Country specific: India

Research indicates that Aadhaar is influencing how other countries outside of India look at ID and service delivery. There are also reports that the Indian government may export e-governance software products including Aadhaar to countries in Africa and Asia.

Examples of Abuse

Taking the vision and mission that UIDAI has published for Aadhaar as a starting point, and looking closer into how the foundational ID system has negatively impacted the lives of millions within India's population, the abyss between the ideal and the practice becomes very evident.

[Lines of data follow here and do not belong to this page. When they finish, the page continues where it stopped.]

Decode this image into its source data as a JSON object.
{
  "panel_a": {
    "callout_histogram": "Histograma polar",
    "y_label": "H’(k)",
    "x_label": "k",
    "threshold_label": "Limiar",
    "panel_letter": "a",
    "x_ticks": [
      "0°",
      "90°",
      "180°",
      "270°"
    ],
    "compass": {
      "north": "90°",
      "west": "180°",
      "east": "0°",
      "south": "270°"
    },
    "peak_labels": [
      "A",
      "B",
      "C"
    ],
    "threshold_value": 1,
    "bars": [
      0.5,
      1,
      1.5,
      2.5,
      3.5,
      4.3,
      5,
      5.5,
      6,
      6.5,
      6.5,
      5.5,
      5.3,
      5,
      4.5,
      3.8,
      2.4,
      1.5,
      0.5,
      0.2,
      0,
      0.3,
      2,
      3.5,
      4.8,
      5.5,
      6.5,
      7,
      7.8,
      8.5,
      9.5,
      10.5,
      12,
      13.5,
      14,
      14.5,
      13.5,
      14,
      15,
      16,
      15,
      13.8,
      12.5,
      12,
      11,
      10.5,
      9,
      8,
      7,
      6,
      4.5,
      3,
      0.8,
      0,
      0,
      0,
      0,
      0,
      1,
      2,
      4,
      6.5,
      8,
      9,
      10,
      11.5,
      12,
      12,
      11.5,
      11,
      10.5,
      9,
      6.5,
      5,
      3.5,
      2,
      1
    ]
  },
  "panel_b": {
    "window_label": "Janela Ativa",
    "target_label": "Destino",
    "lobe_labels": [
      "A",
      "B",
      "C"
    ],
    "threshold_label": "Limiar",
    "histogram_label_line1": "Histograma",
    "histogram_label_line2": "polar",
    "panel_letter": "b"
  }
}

Aadhaar has had countless reports of abuse over the years, including massive data leaks, exclusion from access to benefits and even issues around de-duplication.

Breaches

This list by itself contains almost 40 isolated cases of breaches between February 2017 and May 2018. The data leaked are not limited to Aadhaar numbers and demographic information. In some of the cases sensitive data such as data on pregnancy, people's religion and caste and even bank details were leaked alongside Aadhaar numbers.

Exclusion

The Indian government has also made enrolment in Aadhaar a mandatory requirement to access a myriad of social protection schemes. This measure creates thick barriers in accessibility for a lot of people and has led to cuts in accessing food rations which has been linked to several deaths by starvation across the country.

Flawed system

In addition to this, the Indian government and the UIDAI have ignored privacy concerns as well as sample test results of its pilot project. As discussed above applying the seemingly acceptable outcomes of the pilot project to the whole population of India exposes a chronically flawed and inadequate system. And this has already been made evident through fails in deduplication and identification which have led to cases where one person somehow ends up getting two different, supposedly "unique", Aadhaar numbers.

These example of abuse and the frequency with which they happen make it very clear that UIDAI is critically failing on keeping up with their vision and mission for Aadhaar. Be it in preserving the privacy of individuals, ensuring security and reliability of the infrastructure, inclusion of individuals, transparency regarding not only processes but also the makeup of the infrastructure, ensuring scalability and even on the most basic thing Aadhaar is conceptually supposed to provide - uniqueness.